Tragically, Omalu must perform autopsies on more former NFL players, finding additional cases of CTE. He publishes his results, linking players’ repeated headfirst collisions to later destructive behavior.
But Omalu is up against an organization that “owns a day of the week, the same day the church used to own,” a colleague warns him. The NFL, which each week depends on dozens of “whistleblowers,” flexes its legal and public relations muscles to silence Omalu. His wife (Gugu Mbatha-Raw), however, encourages him to trust God’s wisdom.
“God put you here in this rusty city” to tell the truth, she tells her husband, who is Catholic. The film otherwise touches little on Omalu’s faith.
Concussion (rated PG-13 for thematic material, including some disturbing images and language) focuses on a gifted academic—Omalu interned at Columbia University and earned master’s degrees in business administration and public health and a graduate degree in music theory—who grew up in Nigeria in love with the idea of America. But he is “offended,” he says, that so many Americans don’t care to know the truth about CTE.

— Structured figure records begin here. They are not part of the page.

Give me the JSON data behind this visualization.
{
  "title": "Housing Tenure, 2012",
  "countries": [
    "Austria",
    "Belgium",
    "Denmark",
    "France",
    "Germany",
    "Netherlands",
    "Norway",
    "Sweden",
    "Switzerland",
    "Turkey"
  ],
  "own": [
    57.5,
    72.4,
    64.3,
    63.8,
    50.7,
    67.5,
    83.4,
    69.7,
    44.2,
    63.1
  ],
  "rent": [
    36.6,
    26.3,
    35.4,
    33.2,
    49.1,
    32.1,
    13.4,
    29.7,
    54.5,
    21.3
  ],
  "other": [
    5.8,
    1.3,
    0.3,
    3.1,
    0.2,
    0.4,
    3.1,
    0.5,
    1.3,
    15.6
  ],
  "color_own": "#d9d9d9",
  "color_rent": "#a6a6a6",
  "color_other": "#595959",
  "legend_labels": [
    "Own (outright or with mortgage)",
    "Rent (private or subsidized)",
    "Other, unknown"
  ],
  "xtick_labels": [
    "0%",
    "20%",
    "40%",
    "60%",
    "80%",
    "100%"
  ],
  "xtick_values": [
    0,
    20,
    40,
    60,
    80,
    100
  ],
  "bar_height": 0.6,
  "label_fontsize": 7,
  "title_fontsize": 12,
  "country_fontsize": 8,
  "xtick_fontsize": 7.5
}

But it’s more than disinterest. Concussion, like the 2013 PBS Frontline documentary League of Denial, asserts the NFL published bogus studies to downplay the long-term impact of concussions. A congressional committee even likened NFL Commissioner Roger Goodell’s denials to the tobacco industry’s decades-long cover-up of research about the dangers of its products.
The score still is not settled on or off the field. The NFL has added stiff penalties for helmet-to-helmet hits, but the league and thousands of former players are still working out the details of a lawsuit that is closing in on a settlement of $1 billion. And time will tell how much influence Concussion will have on fans who might reconsider how much brutality they will support and on parents who might rethink allowing their children to play a potentially fatal sport.